09/26/2025 | Press release | Archived content
By Ryan Boyle
Oil prices are notoriously difficult to forecast. Production can be volatile, and the global oil supply chain is complex. Unexpected price swings can cause pain to businesses and households; pledges from elected leaders to bring down prices often prove to be out of reach. But for the year ahead, a simple combination of falling demand and rising supply are poised to keep oil prices in check.
Everywhere we look, the supply of oil is on the rise. U.S. production rose gradually for years and is still holding near all-time highs. Shale producers have become more efficient, extracting as much crude as possible from existing wells. The nation has become nearly self-sufficient in its energy needs; from a trivial export volume ten years ago, the nation now exports about four million barrels per day (bpd).
Most members of the Organization of Petroleum Exporting Countries (OPEC) are also expanding their production. In recent years, OPEC nations had voluntarily reduced their output by 2.2 million bpd, hoping to preserve a more profitable price point. Those reductions are now being unwound, despite low prices; OPEC nations are seeking to recapture their market share. And conflict in the Middle East did not disrupt supply.
Oil from Russia has become a point of contention; many of the world's major buyers did not follow western sanctions. The U.S. raised tariff rates on India to discourage its purchases of Russian oil and has threatened the same for other nations. Though its export markets are under pressure, Russia is unlikely to halt, as crude oil represents over 20% of the country's exports.

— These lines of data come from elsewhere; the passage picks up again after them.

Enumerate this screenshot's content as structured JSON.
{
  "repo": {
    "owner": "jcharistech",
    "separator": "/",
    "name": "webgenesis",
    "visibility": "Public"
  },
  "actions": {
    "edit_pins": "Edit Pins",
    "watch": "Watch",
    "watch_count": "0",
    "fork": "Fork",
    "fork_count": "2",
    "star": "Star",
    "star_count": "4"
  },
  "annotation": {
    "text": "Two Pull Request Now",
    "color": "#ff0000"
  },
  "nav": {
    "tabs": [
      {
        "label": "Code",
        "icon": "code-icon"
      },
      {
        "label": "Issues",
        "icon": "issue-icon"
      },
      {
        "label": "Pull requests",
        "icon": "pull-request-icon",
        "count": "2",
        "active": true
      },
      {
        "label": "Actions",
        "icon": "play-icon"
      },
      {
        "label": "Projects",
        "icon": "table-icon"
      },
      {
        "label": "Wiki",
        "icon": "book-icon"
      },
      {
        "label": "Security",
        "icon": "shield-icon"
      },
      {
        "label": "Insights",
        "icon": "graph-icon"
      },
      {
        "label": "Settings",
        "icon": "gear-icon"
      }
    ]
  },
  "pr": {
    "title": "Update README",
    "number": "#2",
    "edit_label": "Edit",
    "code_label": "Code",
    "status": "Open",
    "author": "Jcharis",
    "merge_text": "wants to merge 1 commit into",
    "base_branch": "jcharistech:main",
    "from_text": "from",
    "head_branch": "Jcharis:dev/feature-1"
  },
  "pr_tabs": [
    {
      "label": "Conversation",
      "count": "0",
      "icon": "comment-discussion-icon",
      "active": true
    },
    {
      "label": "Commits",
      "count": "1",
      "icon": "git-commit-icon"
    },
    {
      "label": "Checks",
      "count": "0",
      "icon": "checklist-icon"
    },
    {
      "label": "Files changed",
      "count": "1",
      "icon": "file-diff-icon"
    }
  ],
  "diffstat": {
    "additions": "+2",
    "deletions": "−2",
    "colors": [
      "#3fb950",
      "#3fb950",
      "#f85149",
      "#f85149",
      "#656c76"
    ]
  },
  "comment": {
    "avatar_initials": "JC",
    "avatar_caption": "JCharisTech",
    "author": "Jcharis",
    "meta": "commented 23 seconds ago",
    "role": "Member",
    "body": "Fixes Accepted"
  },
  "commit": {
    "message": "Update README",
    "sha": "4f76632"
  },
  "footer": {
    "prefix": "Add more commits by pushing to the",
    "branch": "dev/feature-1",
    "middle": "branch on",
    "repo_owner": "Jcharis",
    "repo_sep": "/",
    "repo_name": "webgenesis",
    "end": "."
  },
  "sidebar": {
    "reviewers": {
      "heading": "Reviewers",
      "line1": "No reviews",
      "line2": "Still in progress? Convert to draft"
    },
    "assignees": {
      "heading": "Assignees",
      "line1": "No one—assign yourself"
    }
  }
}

Meanwhile, the global economy has stepped down. China is reckoning with overproduction in its manufacturing sector and sharply cooler demand from its largest trading partner, which slows their oil consumption. China has continued to purchase oil despite the slowdown, potentially restocking their reserves. No other nation stands ready to fill the gap created by China's lower demand.
Industry bodies are watching these shifting dynamics. The US Energy Information Administration (EIA) sees 2.3 million bpd in new global supply outpacing 900,000 bpd in demand growth for the remainder of the year. The International Energy Agency (IEA) forecasts an even larger increase of 2.7 million bpd in new supply, met with even less demand than the EIA predicts.